The 2014 Singapore Darts Masters was the inaugural staging of the tournament by the Professional Darts Corporation, as a second entry in the 2014 World Series of Darts. The tournament took place at the Singapore Indoor Stadium, Singapore on 15–16 August 2014. The tournament featured eight players, of which two players were wildcard choices.

Michael van Gerwen won the title by defeating Simon Whitlock 11–8 in the final.

==Prize money==
The total prize fund for the event for £125,000.

| Position (no. of players) |  | Prize money (Total: £125,000) |
|---|---|---|
| Winner | (1) | £30,000 |
| Runner-up | (1) | £25,000 |
| Semi-finalists | (2) | £15,000 |
| Quarter-finalists | (4) | £10,000 |

==Qualifiers==
The top six in the Order of Merit as of June 2014 qualified for the event, with the top 4 seeded, with the exception of Adrian Lewis, who rejected the invitation.
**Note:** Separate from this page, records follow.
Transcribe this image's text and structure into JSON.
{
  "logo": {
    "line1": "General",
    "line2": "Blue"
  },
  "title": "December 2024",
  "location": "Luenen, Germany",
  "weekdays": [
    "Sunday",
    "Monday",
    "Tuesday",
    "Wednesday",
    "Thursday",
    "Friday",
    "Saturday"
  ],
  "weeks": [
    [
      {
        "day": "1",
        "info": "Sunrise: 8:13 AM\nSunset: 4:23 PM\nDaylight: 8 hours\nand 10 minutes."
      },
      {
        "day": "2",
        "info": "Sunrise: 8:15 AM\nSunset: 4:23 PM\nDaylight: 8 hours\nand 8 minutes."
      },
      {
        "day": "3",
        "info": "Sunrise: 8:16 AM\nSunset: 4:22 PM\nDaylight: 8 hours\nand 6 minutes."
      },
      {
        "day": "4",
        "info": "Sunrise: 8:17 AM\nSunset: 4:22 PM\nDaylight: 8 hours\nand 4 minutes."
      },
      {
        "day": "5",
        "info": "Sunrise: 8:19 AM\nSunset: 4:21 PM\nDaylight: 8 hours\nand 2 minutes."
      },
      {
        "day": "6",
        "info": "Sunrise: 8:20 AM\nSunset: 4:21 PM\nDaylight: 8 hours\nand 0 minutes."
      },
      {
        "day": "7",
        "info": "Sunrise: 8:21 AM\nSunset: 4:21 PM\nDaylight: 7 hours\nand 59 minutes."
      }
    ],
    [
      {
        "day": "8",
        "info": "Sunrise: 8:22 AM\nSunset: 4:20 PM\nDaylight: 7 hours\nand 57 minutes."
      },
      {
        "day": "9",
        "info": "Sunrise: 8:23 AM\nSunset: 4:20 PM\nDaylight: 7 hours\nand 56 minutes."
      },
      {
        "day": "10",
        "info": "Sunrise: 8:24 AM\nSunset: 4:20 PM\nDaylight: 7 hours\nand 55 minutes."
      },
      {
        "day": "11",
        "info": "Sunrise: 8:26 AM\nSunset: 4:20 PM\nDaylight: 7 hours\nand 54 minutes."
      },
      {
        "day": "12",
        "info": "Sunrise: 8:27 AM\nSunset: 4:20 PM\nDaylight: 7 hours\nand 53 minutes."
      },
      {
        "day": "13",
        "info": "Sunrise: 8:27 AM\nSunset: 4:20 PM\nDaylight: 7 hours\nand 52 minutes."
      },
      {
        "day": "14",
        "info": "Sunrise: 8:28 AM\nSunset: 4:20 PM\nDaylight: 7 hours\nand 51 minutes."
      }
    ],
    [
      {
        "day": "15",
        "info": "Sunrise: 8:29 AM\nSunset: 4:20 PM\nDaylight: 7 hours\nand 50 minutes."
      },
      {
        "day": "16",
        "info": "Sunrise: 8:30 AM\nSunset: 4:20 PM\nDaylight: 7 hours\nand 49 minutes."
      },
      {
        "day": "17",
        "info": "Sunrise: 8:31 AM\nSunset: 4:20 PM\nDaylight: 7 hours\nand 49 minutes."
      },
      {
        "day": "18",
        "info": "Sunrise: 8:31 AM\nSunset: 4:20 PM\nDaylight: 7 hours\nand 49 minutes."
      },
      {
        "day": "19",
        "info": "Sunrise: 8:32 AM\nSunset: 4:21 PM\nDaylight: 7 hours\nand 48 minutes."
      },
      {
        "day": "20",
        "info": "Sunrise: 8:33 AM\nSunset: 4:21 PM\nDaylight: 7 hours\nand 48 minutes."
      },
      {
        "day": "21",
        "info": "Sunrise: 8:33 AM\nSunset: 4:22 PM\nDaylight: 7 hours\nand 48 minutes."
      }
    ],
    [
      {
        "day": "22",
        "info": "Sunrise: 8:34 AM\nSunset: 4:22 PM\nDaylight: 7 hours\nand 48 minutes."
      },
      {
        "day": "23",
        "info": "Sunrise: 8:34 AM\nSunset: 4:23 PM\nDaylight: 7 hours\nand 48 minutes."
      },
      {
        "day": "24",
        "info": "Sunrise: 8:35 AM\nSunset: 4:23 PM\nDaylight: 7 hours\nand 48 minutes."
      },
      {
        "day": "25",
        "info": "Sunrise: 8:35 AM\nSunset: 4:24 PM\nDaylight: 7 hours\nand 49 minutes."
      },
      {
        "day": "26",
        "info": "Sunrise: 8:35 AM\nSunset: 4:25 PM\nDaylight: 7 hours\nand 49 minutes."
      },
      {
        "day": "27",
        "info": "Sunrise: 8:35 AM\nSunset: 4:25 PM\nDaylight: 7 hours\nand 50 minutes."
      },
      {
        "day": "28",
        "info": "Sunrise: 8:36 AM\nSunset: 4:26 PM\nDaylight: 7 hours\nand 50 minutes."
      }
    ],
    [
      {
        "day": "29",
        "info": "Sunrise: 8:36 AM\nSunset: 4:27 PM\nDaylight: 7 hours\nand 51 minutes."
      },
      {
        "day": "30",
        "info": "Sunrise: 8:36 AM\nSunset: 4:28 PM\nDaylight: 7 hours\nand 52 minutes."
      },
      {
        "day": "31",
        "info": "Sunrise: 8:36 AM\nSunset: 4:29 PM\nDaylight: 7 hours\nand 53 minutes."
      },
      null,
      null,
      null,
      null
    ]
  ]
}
The top six included:

1. NED Michael van Gerwen (winner)
2. ENG Phil Taylor (quarter-finals)
3. ENG Adrian Lewis (withdrew) AUS Simon Whitlock (runner-up)
4. SCO Peter Wright (quarter-finals)
5. ENG Dave Chisnall (semi-finals)
6. ENG James Wade (semi-finals)

Wildcards:
- NED Raymond van Barneveld (quarter-finals)
- ENG Andy Hamilton (quarter-finals)

==Draw==
Schedule of play:

==Broadcasting==
The Singapore Darts Masters was broadcast live on Sky Sports in the United Kingdom and Ireland, on RTL 7 in the Netherlands, on Fox Sports in Australia and on Sky New Zealand.